Hollywood has always been quick to remake movies. Astonishingly it made three versions of Dashiell Hammett's The Maltese Falcon between 1931 and 1941. (It's actually the third, John Huston-Humphrey Bogart movie we generally remember.)
Still, Hollywood was different then. The remakes were part of a far higher output of feature films, a major studio like MGM putting out one movie a week. And film was seen as nearly disposable back then, a bit more like how we view TV than movies, the more so because of how rapid changes were seen as making older material unsalable. With the talkies, "no one" wanted silent movies, while color and widescreen changed the terms yet again. At the same time the more straitlaced "Hayes' Code" meant that a lot of older material made in a freer period was no longer screenable--while if you were going to screen something to which you would have to sell tickets in competition with brand new movies, why not have new stars in it when they were what people wanted to see? All this was reflected in, and itself reflected, the fact that the studios didn't work very hard to old onto older material, much of it literally lost over the tumult of these decades, while the relaxation of censorship later meant that old stories which were presented only in bowdlerized fashion could get more faithful adaptation. (This was, in fact, a justification for the flurry of remakes of noir classics in the '70s and early '80s--The Big Sleep, The Postman Always Rings Twice.)

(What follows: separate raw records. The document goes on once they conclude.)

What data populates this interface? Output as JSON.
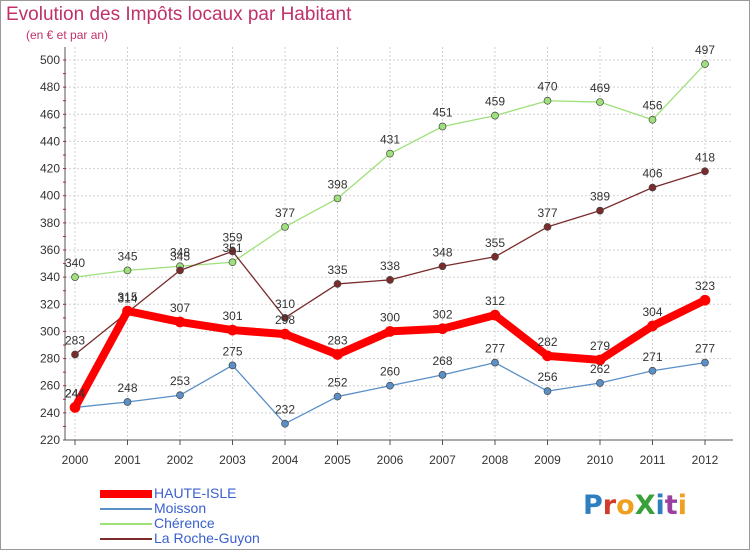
{
  "title": "Evolution des Impôts locaux par Habitant",
  "subtitle": "(en € et par an)",
  "logo": {
    "text": "ProXiti",
    "colors": [
      "#2e7fc0",
      "#d23a2a",
      "#f0a020",
      "#3aa03a",
      "#2e7fc0",
      "#9b3fa0",
      "#f0a020"
    ]
  },
  "chart_data": {
    "type": "line",
    "x": [
      "2000",
      "2001",
      "2002",
      "2003",
      "2004",
      "2005",
      "2006",
      "2007",
      "2008",
      "2009",
      "2010",
      "2011",
      "2012"
    ],
    "ylim": [
      220,
      500
    ],
    "yticks": [
      220,
      240,
      260,
      280,
      300,
      320,
      340,
      360,
      380,
      400,
      420,
      440,
      460,
      480,
      500
    ],
    "grid": true,
    "legend_position": "bottom-left",
    "series": [
      {
        "name": "HAUTE-ISLE",
        "color": "#ff0000",
        "width": 8,
        "values": [
          244,
          315,
          307,
          301,
          298,
          283,
          300,
          302,
          312,
          282,
          279,
          304,
          323
        ]
      },
      {
        "name": "Moisson",
        "color": "#5b8fc8",
        "width": 1.3,
        "values": [
          244,
          248,
          253,
          275,
          232,
          252,
          260,
          268,
          277,
          256,
          262,
          271,
          277
        ]
      },
      {
        "name": "Chérence",
        "color": "#9ee07a",
        "width": 1.3,
        "values": [
          340,
          345,
          348,
          351,
          377,
          398,
          431,
          451,
          459,
          470,
          469,
          456,
          497
        ]
      },
      {
        "name": "La Roche-Guyon",
        "color": "#7a2b2b",
        "width": 1.3,
        "values": [
          283,
          314,
          345,
          359,
          310,
          335,
          338,
          348,
          355,
          377,
          389,
          406,
          418
        ]
      }
    ]
  }
}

None of that applies now. The output of feature film is limited in quantity, each film representing a bigger proportion of the whole. The medium is no longer going through such flux as it did earlier, and the same applies for the bounds of censorship. We no longer think of films as disposable--each and every one treated as representing precious Intellectual Property, to be clasped tightly until the end of time. In fact, far from competing for ticket sales because it is the only way that one can see movies, TV, the Internet and the rest mean that audiences have never had cheaper, easier access to older movies. In the process, much of the justification for remakes has disappeared. Accordingly, it was possible to justify three Maltese Falcons over the '30s in a way that it does not seem possible to justify not three Spiderman movies but three Spiderman franchises in a decade of the twenty-first century (2007-2017). That Hollywood insists on doing it anyway is solely a matter of a critical (or is it uncritical?) minimum of people being willing to come in and see the resulting product, as has undeniably been the case. In commercial terms, high concept remains a success. And so long as that remains the case, it too will remain with us, no matter how much film critics and cultural commentators complain.